In the current study, IPA software was used to integrate the fold expression of DRGs for the development of molecular pathways and networks in T2DM. As illustrated in this study, the data explore significant pathways in T2DM subjects compared to control subjects to gain more understandings of the pathogenesis towards diabetic complications. This study identified differentially dysregulated genes as potential prognostic biomarkers involved in critical biological processes and pathways of proteins that are allied with T2DM comorbidities. The most important findings of this study are the identification of the upstream regulators which affect the gene expression such as transcription factors STAT3, STAT1, and HIF1A, cytoplasmic kinases such as JAK kinases and highlight their mechanistic actions that affect the expression. Furthermore, the findings of the present study identified the most commonly expressed genes: Tumor Necrosis Factor, TNF, Interleukin 6; IL6, Leptin; LEP, Angiotensinogen; AGT, Apolipoprotein E; APOE,Coagulation Factor II, Thrombin; F2, Secreted Phosphoprotein 1; SPP1,Resistin; RETN, and Insulin; INS that could be used as potential prognostic biomarkers. The data recognized that IL6 is the top regulator of the DRGs, followed by LEP. The study identified several networks which explore the dysregulation of several functions, including cell components, and molecular transport process associated with inflammatory responses that modify the insulin pathway. Top comorbidities and complications associated with DRGs are neurological and psychological disorders, organ injuries related disorders such as renal damage, and connective tissue disorders, and acute inflammatory disorders.
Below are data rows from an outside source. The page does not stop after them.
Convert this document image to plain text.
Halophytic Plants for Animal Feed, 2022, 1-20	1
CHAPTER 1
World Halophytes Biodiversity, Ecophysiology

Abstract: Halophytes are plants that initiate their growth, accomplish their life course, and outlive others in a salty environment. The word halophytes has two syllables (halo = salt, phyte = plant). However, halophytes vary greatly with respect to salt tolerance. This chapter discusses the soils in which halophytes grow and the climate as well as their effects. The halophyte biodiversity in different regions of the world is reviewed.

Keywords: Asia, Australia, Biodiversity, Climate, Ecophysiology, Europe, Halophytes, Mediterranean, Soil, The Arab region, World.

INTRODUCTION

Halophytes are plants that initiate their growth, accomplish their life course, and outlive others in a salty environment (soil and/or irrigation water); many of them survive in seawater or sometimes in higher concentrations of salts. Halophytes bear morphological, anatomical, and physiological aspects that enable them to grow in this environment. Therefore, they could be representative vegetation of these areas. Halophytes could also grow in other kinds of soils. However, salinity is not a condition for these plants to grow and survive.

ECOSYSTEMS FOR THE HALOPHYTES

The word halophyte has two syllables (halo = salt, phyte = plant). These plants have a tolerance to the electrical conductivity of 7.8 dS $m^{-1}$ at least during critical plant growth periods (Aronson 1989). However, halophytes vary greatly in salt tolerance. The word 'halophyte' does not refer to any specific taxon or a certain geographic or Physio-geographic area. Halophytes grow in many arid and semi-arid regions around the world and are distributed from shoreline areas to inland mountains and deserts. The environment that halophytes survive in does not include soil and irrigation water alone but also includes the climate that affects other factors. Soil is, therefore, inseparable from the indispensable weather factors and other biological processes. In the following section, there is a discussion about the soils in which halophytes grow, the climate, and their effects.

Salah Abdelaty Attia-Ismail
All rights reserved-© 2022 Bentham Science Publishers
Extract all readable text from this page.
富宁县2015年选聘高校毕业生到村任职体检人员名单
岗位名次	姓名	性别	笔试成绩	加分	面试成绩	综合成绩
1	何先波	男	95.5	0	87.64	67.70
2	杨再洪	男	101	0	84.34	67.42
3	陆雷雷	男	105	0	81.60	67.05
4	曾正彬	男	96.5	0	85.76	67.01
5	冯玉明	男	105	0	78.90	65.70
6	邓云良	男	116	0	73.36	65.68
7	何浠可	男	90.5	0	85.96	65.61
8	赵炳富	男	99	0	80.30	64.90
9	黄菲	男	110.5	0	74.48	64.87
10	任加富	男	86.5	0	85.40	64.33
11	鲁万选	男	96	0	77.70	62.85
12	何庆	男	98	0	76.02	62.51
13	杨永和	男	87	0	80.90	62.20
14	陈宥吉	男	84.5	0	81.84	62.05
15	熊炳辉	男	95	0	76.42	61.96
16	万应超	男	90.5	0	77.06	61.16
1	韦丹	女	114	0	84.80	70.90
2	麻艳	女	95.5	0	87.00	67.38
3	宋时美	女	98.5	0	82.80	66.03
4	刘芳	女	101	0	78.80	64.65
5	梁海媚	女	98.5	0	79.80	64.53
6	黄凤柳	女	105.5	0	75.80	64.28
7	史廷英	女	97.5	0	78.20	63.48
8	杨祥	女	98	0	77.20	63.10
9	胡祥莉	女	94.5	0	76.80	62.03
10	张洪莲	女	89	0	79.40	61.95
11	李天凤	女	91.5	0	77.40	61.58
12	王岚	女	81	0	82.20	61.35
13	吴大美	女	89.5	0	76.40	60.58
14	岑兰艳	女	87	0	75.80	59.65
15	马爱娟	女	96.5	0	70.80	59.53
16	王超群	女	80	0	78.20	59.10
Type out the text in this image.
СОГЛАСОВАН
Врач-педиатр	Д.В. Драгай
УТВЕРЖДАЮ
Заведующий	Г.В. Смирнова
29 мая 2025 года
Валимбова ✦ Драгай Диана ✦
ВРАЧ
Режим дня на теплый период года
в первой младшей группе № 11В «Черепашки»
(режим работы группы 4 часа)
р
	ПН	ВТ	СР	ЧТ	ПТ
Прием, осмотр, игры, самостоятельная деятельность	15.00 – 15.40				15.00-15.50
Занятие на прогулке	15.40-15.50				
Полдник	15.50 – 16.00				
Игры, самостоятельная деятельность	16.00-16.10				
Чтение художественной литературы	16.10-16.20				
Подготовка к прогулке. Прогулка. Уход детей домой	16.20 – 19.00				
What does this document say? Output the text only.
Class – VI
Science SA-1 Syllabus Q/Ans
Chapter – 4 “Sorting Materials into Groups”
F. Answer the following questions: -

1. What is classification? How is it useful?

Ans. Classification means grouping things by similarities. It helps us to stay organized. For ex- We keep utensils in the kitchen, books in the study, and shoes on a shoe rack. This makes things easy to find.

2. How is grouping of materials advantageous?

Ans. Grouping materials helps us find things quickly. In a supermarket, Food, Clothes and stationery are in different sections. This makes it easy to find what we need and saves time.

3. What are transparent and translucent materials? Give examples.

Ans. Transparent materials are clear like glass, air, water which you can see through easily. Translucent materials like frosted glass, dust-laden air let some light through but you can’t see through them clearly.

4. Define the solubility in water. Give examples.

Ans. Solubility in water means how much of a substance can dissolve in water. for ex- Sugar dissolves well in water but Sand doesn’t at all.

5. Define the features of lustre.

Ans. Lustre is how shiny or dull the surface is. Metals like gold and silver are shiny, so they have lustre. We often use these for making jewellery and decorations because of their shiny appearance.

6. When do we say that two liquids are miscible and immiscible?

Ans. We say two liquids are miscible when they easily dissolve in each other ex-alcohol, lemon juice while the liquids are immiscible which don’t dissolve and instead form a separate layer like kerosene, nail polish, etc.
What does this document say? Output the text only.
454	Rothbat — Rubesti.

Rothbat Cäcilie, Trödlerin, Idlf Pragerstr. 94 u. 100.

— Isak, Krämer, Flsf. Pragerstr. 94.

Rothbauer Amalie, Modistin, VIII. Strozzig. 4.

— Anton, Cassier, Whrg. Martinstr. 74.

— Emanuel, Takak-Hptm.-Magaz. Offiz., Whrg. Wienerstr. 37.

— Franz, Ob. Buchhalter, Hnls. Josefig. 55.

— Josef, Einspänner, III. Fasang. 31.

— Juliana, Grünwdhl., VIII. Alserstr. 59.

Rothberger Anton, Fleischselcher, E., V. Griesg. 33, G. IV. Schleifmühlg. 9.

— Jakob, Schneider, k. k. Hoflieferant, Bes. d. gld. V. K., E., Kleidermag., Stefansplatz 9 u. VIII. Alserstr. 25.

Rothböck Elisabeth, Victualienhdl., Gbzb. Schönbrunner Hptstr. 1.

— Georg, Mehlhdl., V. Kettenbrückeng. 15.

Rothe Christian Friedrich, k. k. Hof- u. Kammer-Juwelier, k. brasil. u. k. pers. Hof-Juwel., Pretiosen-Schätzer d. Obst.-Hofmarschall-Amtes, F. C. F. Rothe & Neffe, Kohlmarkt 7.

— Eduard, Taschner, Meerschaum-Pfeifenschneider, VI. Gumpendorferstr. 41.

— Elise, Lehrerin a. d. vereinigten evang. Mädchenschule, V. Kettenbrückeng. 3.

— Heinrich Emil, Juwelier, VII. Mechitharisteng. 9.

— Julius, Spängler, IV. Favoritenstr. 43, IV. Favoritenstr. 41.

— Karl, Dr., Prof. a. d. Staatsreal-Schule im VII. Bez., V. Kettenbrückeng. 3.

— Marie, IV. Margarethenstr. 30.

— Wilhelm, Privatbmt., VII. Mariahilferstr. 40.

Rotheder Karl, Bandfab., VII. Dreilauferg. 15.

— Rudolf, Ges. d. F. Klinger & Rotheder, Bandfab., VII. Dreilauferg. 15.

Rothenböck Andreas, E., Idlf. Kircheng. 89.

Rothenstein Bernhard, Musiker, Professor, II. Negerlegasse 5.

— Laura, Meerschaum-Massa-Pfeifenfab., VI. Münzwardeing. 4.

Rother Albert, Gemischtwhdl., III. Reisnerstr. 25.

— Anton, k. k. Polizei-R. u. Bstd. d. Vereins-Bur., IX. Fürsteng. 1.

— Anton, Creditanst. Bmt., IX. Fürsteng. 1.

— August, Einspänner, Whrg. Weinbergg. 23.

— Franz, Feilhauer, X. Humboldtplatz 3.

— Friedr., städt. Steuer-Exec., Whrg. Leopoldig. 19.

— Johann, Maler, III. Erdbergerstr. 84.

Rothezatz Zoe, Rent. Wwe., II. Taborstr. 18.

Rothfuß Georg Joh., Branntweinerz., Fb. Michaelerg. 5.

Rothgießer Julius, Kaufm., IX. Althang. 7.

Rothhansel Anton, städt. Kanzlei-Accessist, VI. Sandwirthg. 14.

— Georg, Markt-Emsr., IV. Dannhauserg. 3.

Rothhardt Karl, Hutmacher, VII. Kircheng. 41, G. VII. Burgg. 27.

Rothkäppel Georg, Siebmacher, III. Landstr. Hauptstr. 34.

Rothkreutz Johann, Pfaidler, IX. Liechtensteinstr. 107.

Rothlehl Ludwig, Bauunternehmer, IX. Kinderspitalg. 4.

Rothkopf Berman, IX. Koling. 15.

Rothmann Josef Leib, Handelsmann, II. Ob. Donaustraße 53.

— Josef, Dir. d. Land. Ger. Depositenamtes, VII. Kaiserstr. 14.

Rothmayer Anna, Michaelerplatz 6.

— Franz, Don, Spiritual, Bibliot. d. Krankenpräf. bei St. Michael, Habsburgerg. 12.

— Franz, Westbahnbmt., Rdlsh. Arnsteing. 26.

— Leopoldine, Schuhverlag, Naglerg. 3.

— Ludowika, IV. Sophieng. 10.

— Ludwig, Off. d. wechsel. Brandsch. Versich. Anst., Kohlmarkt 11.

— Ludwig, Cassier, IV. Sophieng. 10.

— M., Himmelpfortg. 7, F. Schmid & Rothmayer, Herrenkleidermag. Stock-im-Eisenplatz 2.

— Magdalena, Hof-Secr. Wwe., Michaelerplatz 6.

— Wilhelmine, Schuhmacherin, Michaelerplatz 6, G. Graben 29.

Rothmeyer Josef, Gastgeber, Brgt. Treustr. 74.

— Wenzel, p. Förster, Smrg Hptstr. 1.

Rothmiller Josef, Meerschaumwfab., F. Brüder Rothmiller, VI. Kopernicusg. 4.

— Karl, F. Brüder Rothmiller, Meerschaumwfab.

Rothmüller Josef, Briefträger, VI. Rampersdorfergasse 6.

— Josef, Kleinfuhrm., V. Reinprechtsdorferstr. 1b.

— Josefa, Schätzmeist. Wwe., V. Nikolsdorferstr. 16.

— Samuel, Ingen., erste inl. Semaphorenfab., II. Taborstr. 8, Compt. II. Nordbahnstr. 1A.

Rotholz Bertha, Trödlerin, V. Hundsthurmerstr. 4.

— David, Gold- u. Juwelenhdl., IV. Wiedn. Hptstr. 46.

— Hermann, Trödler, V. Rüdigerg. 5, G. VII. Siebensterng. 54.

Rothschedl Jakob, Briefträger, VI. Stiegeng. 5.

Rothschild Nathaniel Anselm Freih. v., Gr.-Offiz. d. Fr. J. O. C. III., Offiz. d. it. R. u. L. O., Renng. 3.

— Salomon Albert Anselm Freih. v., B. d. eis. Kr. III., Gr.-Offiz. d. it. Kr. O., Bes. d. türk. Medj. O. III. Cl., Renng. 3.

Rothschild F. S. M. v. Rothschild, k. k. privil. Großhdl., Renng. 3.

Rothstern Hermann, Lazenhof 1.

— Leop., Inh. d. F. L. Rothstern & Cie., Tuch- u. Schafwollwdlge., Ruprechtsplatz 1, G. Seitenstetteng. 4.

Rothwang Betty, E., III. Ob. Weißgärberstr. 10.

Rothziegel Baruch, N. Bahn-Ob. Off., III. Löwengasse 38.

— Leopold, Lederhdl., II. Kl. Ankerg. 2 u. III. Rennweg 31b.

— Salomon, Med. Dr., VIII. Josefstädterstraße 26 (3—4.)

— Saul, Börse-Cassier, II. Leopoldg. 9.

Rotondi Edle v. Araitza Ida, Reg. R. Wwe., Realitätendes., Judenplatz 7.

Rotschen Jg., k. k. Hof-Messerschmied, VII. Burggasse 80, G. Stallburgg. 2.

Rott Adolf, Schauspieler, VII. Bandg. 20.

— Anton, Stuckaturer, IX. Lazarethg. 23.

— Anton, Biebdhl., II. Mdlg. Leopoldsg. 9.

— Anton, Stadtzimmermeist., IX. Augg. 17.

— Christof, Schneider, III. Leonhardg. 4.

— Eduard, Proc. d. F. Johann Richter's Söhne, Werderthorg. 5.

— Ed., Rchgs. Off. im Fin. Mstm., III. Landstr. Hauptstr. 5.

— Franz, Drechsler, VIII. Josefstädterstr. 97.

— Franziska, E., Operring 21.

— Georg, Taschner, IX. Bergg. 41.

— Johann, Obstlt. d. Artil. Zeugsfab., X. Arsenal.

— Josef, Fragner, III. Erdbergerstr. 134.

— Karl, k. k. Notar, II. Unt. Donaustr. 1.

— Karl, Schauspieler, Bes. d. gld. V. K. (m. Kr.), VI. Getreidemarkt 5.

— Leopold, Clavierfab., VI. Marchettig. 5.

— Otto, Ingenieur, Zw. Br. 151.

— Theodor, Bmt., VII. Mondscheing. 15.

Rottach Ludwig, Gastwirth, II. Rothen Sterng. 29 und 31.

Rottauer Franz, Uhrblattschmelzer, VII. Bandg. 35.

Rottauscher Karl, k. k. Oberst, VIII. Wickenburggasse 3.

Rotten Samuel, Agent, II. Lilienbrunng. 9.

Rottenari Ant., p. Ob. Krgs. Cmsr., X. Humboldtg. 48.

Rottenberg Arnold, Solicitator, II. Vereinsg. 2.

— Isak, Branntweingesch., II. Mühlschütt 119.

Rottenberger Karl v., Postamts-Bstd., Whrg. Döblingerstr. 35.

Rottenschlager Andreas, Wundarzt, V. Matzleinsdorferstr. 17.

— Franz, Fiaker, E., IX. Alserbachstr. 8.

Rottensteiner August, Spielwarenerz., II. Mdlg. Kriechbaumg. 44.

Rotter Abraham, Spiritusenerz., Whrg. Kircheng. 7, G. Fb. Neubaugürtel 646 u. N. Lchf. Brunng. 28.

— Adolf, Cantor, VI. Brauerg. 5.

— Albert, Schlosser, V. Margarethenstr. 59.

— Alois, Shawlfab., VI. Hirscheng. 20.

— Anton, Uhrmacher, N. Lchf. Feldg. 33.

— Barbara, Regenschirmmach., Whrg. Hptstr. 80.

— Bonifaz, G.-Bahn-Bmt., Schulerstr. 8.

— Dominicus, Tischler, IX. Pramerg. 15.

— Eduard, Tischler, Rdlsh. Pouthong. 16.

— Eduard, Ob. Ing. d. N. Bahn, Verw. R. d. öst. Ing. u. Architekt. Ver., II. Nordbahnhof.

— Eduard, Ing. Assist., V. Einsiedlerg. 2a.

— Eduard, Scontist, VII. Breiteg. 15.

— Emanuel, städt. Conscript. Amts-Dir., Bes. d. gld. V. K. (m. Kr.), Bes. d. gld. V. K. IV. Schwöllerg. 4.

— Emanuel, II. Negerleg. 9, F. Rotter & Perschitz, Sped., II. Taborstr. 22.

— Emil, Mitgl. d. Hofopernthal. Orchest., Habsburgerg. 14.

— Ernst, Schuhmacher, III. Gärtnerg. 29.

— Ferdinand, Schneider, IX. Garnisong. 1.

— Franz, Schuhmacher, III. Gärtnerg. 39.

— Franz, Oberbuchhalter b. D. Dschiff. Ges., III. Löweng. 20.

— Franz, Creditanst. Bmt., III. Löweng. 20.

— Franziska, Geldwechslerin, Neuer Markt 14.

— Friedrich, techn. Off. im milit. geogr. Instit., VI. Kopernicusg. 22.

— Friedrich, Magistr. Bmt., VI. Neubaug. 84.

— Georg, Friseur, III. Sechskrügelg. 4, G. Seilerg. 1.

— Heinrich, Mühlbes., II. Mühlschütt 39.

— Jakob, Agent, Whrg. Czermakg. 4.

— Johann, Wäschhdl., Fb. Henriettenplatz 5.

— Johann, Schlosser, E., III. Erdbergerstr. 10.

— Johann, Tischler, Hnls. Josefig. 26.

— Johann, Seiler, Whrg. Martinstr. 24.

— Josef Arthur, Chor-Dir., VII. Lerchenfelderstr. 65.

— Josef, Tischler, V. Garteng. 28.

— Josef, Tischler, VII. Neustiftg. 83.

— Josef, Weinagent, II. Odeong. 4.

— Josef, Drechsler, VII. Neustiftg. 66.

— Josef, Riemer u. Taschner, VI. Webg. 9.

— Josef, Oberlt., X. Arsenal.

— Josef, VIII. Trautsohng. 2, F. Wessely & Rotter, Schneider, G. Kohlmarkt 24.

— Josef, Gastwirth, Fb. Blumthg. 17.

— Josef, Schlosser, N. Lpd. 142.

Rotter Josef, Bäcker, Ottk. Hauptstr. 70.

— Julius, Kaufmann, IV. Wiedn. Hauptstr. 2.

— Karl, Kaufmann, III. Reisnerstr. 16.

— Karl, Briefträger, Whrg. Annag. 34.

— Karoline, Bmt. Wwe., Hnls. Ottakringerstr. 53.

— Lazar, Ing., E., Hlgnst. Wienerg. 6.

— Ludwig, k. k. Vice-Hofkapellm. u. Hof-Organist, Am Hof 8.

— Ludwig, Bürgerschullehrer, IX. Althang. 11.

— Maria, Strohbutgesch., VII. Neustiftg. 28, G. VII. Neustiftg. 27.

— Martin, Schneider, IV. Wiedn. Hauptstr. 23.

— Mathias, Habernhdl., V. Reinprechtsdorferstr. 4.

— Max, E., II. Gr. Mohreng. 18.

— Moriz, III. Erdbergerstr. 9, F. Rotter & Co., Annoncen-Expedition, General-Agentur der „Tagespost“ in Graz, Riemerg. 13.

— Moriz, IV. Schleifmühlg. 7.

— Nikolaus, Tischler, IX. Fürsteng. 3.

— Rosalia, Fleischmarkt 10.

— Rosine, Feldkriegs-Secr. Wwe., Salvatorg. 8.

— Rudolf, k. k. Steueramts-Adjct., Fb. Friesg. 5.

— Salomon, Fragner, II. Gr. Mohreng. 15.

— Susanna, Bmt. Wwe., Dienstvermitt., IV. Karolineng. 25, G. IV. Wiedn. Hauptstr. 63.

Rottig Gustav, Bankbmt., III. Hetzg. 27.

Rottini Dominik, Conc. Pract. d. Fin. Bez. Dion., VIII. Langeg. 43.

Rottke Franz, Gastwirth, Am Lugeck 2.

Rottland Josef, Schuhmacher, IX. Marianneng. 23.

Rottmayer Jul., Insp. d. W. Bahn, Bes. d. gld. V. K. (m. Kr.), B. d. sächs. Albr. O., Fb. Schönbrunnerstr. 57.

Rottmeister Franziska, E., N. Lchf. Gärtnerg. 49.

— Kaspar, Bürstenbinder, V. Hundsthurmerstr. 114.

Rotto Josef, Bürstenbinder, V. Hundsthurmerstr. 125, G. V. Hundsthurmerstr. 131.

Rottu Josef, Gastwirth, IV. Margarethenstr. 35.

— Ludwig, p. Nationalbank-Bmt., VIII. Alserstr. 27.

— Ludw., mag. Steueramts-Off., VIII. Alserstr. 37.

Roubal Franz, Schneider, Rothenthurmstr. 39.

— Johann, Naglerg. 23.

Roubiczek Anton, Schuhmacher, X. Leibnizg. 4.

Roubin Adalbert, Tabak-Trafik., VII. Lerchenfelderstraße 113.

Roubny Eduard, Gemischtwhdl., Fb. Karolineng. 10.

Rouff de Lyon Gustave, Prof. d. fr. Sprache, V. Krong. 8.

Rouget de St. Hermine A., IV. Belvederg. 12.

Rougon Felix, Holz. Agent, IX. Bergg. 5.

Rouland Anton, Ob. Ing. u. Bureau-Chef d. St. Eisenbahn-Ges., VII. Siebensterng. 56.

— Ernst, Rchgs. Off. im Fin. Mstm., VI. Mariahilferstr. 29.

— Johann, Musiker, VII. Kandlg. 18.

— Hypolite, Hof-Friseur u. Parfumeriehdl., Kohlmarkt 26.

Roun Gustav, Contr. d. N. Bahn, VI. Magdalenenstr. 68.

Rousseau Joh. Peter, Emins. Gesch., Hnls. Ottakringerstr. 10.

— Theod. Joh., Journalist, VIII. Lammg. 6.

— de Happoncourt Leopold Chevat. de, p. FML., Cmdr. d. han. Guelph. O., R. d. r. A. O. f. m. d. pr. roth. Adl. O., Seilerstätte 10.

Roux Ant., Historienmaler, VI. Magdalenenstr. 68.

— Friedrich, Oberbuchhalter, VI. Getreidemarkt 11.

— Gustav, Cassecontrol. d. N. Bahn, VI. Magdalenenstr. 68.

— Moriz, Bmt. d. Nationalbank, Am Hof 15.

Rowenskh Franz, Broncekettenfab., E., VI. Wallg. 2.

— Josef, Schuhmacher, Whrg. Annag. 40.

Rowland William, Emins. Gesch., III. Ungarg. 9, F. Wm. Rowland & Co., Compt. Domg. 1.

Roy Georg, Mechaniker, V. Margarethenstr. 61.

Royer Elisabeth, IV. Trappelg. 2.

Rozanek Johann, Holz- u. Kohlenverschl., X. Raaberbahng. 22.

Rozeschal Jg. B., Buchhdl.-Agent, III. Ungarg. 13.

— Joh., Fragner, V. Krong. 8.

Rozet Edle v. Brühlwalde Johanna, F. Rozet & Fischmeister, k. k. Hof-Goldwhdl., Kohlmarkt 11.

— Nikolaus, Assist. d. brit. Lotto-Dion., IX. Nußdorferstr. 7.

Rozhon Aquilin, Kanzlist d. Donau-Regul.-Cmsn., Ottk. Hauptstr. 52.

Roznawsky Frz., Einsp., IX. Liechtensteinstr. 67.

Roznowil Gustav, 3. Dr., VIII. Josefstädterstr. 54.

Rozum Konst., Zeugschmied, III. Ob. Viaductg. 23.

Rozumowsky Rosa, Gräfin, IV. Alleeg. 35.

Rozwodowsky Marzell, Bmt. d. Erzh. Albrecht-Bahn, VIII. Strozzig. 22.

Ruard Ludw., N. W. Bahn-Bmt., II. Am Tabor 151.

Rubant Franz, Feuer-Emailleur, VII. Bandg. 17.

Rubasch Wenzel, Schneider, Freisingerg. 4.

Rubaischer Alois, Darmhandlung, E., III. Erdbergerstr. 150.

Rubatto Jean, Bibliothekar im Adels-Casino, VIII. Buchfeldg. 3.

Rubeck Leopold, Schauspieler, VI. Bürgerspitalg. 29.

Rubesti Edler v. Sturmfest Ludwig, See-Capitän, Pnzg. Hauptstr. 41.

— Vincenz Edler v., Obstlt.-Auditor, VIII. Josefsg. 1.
In this study, we identified 94 genes that were differentially dysregulated in Arab subjects with T2DM compared to healthy, non-diabetic controls. In order to explore the mechanisms causing changes in gene expression, we identified upstream regulators in order to provide biological insight into the observed expression changes. The essential top upstream regulator identified was IL6 of the data set, followed by transcription factors and kinases. IL6 is the master of all regulators, which controls 63 genes of the dataset, and it exerts its effects on the observed gene expression via 23 regulatory mechanisms with activation of Z-score (3.175). IL6 interacting directly on PI3 (Peptidase Inhibitor 3) complex, P38MAPK (stress signaler p38 mitogen-activated protein kinase), AKT (Serine/Threonine Kinase), and affects TNF gene expression and also through other regulatory molecules such as STAT3 (Signal Transducer And Activator Of Transcription 3), NFKBIB (NF-kappa-B inhibitor beta), and FOXO1 (forkhead box O1), (Figures 6 and 7B). The set of 23 regulators in total connects to the 63-dataset gene. IL6 is a growth factor with cytokine activity and protein binding. Interleukin 6 (IL-6), a multifunctional cytokine and has been linked to the pathogenesis of T2DM.17 Increasing the level of circulating IL-6 is a predictor biomarker of T2DM, especially in obese subjects and could be involved in the development of inflammation and insulin resistance.18

Furthermore, IL6 downregulates the expression of the insulin gene, which contributes to the pathogenesis of T2DM and its related comorbidities. IL6 is participating in numerous biological processes such as acute inflammatory response as one of the top canonical pathways associated with inflammatory response disease such as activation of leukocytes and degranulation of the cells, injury of different organs such as renal damage, connective tissue disorders such as rheumatoid arthritis. It also affects many molecular functions, such as fat and protein metabolism. The complex signal transduction mechanism of IL-6/STAT3 may explicate the widespread effects of the IL6 as a cytokine.19 Monitoring of IL6 in T2DM is of clinical significance as it is involved in many related complications such as atherosclerosis (Figure 8), hypertension (Figure 8), renal damage (Figure 4), metabolic, inflammatory disorders, and organs and tissues damage (Table 5).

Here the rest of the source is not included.